12
votes

I'm trying to visualize some data as a pie chart. My data is structured as a list of (Season, Int) tuples, where the integer represents the number of items that are available for a particular season.

The difficulty is that one item can be in multiple seasons: an item can be valid for both fall and winter.

Is it possible to display this information as a pie chart? It's not clear what the denominator should be when calculating percentages, because the sum of the counts can be greater than the total item count.

As an example to make it clearer, let's say I have 10 items. A valid dataset might be:

  • (Fall, 4)
  • (Winter, 5)
  • (Summer, 3)
  • (Spring, 10)

The total number of items represented here are 22, but there are truly only 10 items.

Calculating the fall percentage as 4 / 10 doesn't really make sense, but neither does 4 / 22.

Is this data just not compatible with pie charts (or other percentage-oriented charts)?

1
Why do you consider that the 4 / 22 percentage does not make sense? It is the percentage of "occurences" of items for the Fall season...Edit: whether it makes sense or not all depends on what "items availability" for a season mean, and what is being represented. Say, if the purpose is to compare number of representations of theater plays per season, 4 / 22 would make sense...Mehdi
Is this all the data you have or do you have a way to count in how many categories the items appear?7hibault
@7hibault Yes the original data is of type [(Season, Item)]Bill

1 Answers

1
votes

It depends on what business question the plot tries to represent. There are best practices that we use in data visualization. These best practices are guided by statistics and human perception. We want the plot to immediately tell the story.

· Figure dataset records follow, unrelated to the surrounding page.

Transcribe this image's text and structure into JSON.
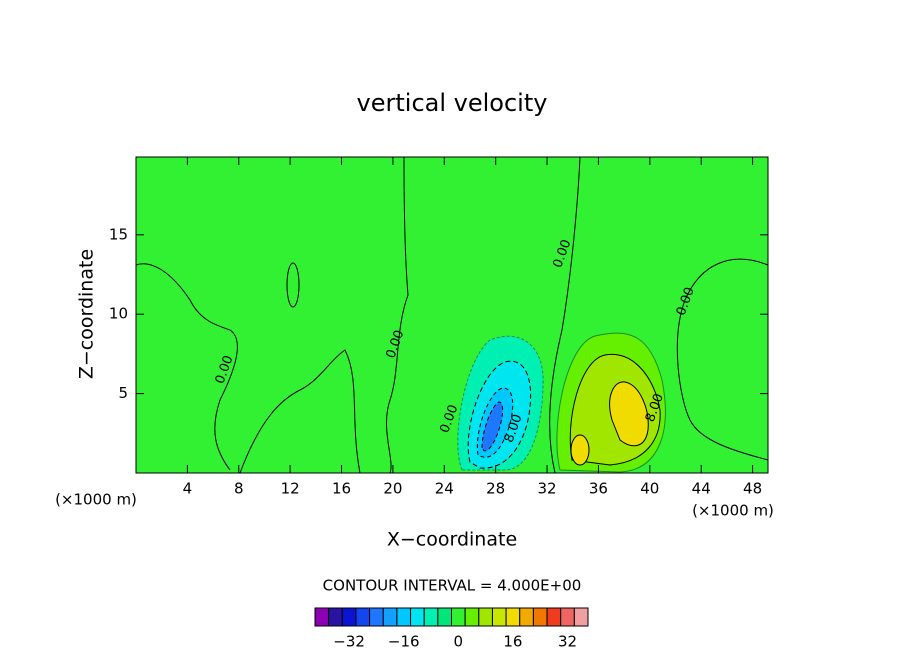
{
  "chart_data": {
    "type": "contour",
    "title": "vertical velocity",
    "x_label": "X−coordinate",
    "y_label": "Z−coordinate",
    "x_unit_left": "(×1000 m)",
    "x_unit_right": "(×1000 m)",
    "xlim": [
      0,
      49.2
    ],
    "ylim": [
      0,
      19.9
    ],
    "xticks": [
      4,
      8,
      12,
      16,
      20,
      24,
      28,
      32,
      36,
      40,
      44,
      48
    ],
    "yticks": [
      5,
      10,
      15
    ],
    "background_color": "#32f032",
    "annotations": [
      {
        "text": "0.00",
        "x": 6.9,
        "y": 6.5
      },
      {
        "text": "0.00",
        "x": 20.2,
        "y": 8.1
      },
      {
        "text": "0.00",
        "x": 24.4,
        "y": 3.4
      },
      {
        "text": "0.00",
        "x": 33.2,
        "y": 13.8
      },
      {
        "text": "0.00",
        "x": 42.8,
        "y": 10.8
      },
      {
        "text": "8.00",
        "x": 29.4,
        "y": 2.8
      },
      {
        "text": "8.00",
        "x": 40.4,
        "y": 4.1
      }
    ],
    "contour_interval_text": "CONTOUR INTERVAL = 4.000E+00",
    "colorbar": {
      "colors": [
        "#8c00b4",
        "#2814a0",
        "#0a14d2",
        "#1446f0",
        "#1e78ff",
        "#14a0ff",
        "#00c8ff",
        "#00e6f0",
        "#00f0b4",
        "#00e678",
        "#32f032",
        "#64f000",
        "#a0e600",
        "#c8e600",
        "#f0dc00",
        "#f0aa00",
        "#f07800",
        "#f03c1e",
        "#f06464",
        "#f0a0a0"
      ],
      "vlim": [
        -42,
        38
      ],
      "ticks": [
        {
          "value": -32,
          "label": "−32"
        },
        {
          "value": -16,
          "label": "−16"
        },
        0,
        16,
        32
      ]
    }
  }
}
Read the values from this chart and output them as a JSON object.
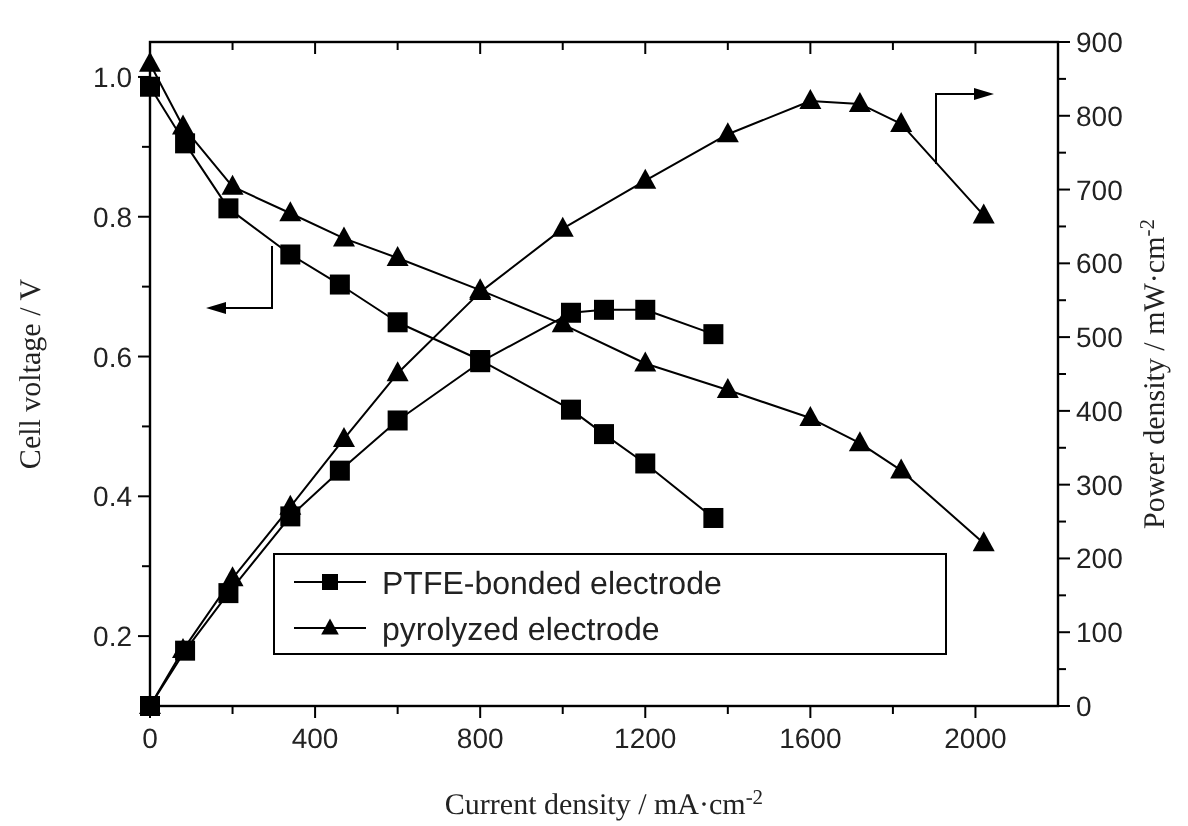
{
  "chart_data": {
    "type": "line",
    "xlabel": "Current density / mA·cm$^{-2}$",
    "ylabel": "Cell voltage / V",
    "y2label": "Power density  / mW·cm$^{-2}$",
    "xlim": [
      0,
      2200
    ],
    "xticks": [
      0,
      {
        "value": 200,
        "label": null
      },
      400,
      {
        "value": 600,
        "label": null
      },
      800,
      {
        "value": 1000,
        "label": null
      },
      1200,
      {
        "value": 1400,
        "label": null
      },
      1600,
      {
        "value": 1800,
        "label": null
      },
      2000
    ],
    "ylim": [
      0.1,
      1.05
    ],
    "yticks": [
      {
        "value": 0.1,
        "label": null
      },
      0.2,
      {
        "value": 0.3,
        "label": null
      },
      0.4,
      {
        "value": 0.5,
        "label": null
      },
      0.6,
      {
        "value": 0.7,
        "label": null
      },
      0.8,
      {
        "value": 0.9,
        "label": null
      },
      {
        "value": 1,
        "label": "1.0"
      }
    ],
    "y2lim": [
      0,
      900
    ],
    "y2ticks": [
      0,
      100,
      200,
      300,
      400,
      500,
      600,
      700,
      800,
      900
    ],
    "legend": "bottom",
    "grid": false,
    "line_style": "solid",
    "series": [
      {
        "name": "PTFE-bonded electrode",
        "color": "#000000",
        "marker": "square",
        "x": [
          0,
          85,
          190,
          340,
          460,
          600,
          800,
          1020,
          1100,
          1200,
          1365
        ],
        "values": [
          0.986,
          0.905,
          0.812,
          0.746,
          0.703,
          0.649,
          0.595,
          0.524,
          0.489,
          0.447,
          0.369
        ]
      },
      {
        "name": "pyrolyzed electrode",
        "color": "#000000",
        "marker": "triangle",
        "x": [
          0,
          80,
          200,
          340,
          470,
          600,
          800,
          1000,
          1200,
          1400,
          1600,
          1720,
          1820,
          2020
        ],
        "values": [
          1.019,
          0.929,
          0.843,
          0.805,
          0.769,
          0.741,
          0.695,
          0.646,
          0.59,
          0.552,
          0.512,
          0.476,
          0.437,
          0.333
        ]
      },
      {
        "color": "#000000",
        "marker": "square",
        "axis": "y2",
        "x": [
          0,
          85,
          190,
          340,
          460,
          600,
          800,
          1020,
          1100,
          1200,
          1365
        ],
        "values": [
          0,
          75,
          153,
          257,
          319,
          387,
          466,
          533,
          537,
          537,
          504
        ]
      },
      {
        "color": "#000000",
        "marker": "triangle",
        "axis": "y2",
        "x": [
          0,
          80,
          200,
          340,
          470,
          600,
          800,
          1000,
          1200,
          1400,
          1600,
          1720,
          1820,
          2020
        ],
        "values": [
          0,
          76,
          173,
          270,
          362,
          451,
          561,
          647,
          712,
          775,
          820,
          816,
          789,
          665
        ]
      }
    ]
  }
}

Reading your post it looks that the business question you are trying to answer is: What is the percent of items available in each season, relative to the overall (total) number of items the company has. Using the numbers in your post 100% of the items are available in the spring, and only 50% of the items are available in the winter.

This is great business question to visualize (if this indeed is the business question you are trying to solve) but you can't use a pie chart for it. Pie charts must represent 100%. Bar charts are good for comparisons and I recommend you would use them. You can make the y-axis units be percent, and have 4 bars along the x-axis.

Bar charts do not have to (statistically) add to 100% but if you are concerned that people may be wondering about it, you can achieve the same effect by making the y-axis a count of the number of items in each season. The plot will still show the relative number of items available in each season. This is another good reason to use bar chart in this case.

Lastly, note that pie charts look nice but they are also not recommended from human perception point of view. It is hard for us to compare the relative size of the slices.